Saturday, April 12, 2008

Links

RubyJS, a Ruby implementation in JavaScript, now goes mobile, and we're not talking about the HotRuby previously blogged about here

The new Microsoft Live Maps and Virtual Earth is released, with reports of the overhaul coming in that it's fairly impressive.

Use your Google account with OpenID, and the reasons why your killer app should already support OpenID.

Thursday, April 10, 2008

Links

Advanced obfuscated JavaScript analysis
Advanced JavaScript Debugging Techniques (besides tips and techniques, also mentions tools like JSLint, Firebug Lite, Debug Bar, Fiddler, HTTP Live Headers, Web Development Header, and the IE Developer Toolbar)

and, also

John Resig's commentary (Embedding and Encoding in JavaScript) on the 14k media-loaded JavaScript implementation of Super Mario. John's blog always is on the cutting edge of JavaScript, you don't know what you're missing if you haven't yet rolled him into your daily feed reading.

Wednesday, April 9, 2008

Links

modules.js
Super Mario in 14kb Javascript

Ruby love in the browser

I'd heard of HotRuby before but thought it was merely a browser-based Ruby interpreter written in JavaScript. A second look at it, via John Resig's post yesterday brought this to the fore:

  1. Script finds <script type="text/ruby"></script> tags and extracts the inline Ruby code from them.

  2. The Ruby code is sent to the server via an XMLHttpRequest.

  3. The server-side CGI script (in Ruby, using Ruby 1.9) compiles the incoming Ruby into its associated opcodes and serializes it into a JSON data structure.

  4. The browser consumes the opcodes, translating it into JavaScript, and executes it.

Interesting, and according to John's post, this round-about approach still shows pretty impressive performance benchmarks.

To look at it from another perspective, we can also do browser-based Ruby with Silverlight, in the upcoming version 2 anyway.

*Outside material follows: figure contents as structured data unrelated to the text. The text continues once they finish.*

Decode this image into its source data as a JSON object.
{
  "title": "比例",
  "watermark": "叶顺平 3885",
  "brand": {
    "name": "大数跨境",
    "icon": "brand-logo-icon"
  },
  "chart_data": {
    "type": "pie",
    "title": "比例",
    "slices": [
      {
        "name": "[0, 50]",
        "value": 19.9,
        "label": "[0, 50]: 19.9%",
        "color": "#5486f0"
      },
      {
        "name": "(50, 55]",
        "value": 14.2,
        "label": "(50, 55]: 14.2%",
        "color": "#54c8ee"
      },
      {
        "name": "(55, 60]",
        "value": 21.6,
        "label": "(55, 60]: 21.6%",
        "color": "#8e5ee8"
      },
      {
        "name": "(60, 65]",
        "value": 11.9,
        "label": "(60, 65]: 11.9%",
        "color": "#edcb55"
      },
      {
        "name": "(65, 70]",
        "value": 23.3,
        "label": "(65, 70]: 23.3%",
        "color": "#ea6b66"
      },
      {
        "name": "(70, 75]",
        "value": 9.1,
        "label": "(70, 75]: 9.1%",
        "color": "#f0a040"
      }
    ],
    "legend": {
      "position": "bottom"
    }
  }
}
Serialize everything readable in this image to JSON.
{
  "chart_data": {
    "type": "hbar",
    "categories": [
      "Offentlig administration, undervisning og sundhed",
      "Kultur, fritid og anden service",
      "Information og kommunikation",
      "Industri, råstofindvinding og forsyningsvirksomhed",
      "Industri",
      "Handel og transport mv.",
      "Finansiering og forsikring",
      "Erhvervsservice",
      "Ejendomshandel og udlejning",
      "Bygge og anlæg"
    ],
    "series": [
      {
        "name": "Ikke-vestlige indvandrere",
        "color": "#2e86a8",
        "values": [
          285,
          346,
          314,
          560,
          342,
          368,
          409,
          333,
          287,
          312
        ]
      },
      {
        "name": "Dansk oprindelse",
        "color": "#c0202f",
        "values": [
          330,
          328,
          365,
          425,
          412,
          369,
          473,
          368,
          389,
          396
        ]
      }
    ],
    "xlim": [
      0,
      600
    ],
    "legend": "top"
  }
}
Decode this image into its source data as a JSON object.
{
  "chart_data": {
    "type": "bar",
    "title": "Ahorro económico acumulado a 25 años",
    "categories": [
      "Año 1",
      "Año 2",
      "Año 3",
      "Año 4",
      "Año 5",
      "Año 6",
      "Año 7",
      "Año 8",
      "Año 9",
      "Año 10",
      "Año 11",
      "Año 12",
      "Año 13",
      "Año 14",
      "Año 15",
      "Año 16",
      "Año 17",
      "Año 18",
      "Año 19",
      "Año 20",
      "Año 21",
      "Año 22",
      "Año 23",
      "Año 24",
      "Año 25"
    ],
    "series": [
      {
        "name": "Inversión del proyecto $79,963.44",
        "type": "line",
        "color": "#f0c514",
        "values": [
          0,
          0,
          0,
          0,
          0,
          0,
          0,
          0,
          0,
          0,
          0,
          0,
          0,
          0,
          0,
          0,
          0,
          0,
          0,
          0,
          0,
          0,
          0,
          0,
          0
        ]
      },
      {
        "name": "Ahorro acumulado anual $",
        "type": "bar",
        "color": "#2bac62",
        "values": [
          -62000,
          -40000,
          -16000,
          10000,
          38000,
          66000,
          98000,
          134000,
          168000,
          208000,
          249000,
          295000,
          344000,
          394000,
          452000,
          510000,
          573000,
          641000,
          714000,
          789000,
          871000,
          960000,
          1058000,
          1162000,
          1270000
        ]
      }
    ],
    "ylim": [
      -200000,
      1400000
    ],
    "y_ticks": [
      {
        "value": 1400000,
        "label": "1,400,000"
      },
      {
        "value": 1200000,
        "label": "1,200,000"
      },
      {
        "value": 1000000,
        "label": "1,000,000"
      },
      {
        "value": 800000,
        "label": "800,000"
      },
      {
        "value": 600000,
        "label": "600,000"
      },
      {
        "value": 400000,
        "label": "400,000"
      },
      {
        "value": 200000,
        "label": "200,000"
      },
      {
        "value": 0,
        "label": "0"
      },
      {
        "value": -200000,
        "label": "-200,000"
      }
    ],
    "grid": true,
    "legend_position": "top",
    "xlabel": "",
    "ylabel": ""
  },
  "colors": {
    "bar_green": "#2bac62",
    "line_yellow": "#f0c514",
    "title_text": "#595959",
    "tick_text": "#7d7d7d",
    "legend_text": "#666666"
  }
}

This would be managed Ruby code running on Silverlight's DLR, all on the (plugin-enabled) browser, without the round-trip that the HotRuby approach requires. I wonder how the performance benchmarks for such an approach, and how it stacks up against HotRuby.

Tuesday, April 8, 2008

Google App Engine

Google App Engine has been released, and from what I can see it's a complete hosted web application platform, not unlike AppJet. While AppJet uses JavaScript for server-side processing, Google's App Engine uses Python, and has its own data-store, complete with a SQL-like query language, GQL. It'll be interesting to see the first applications that come out on this platform.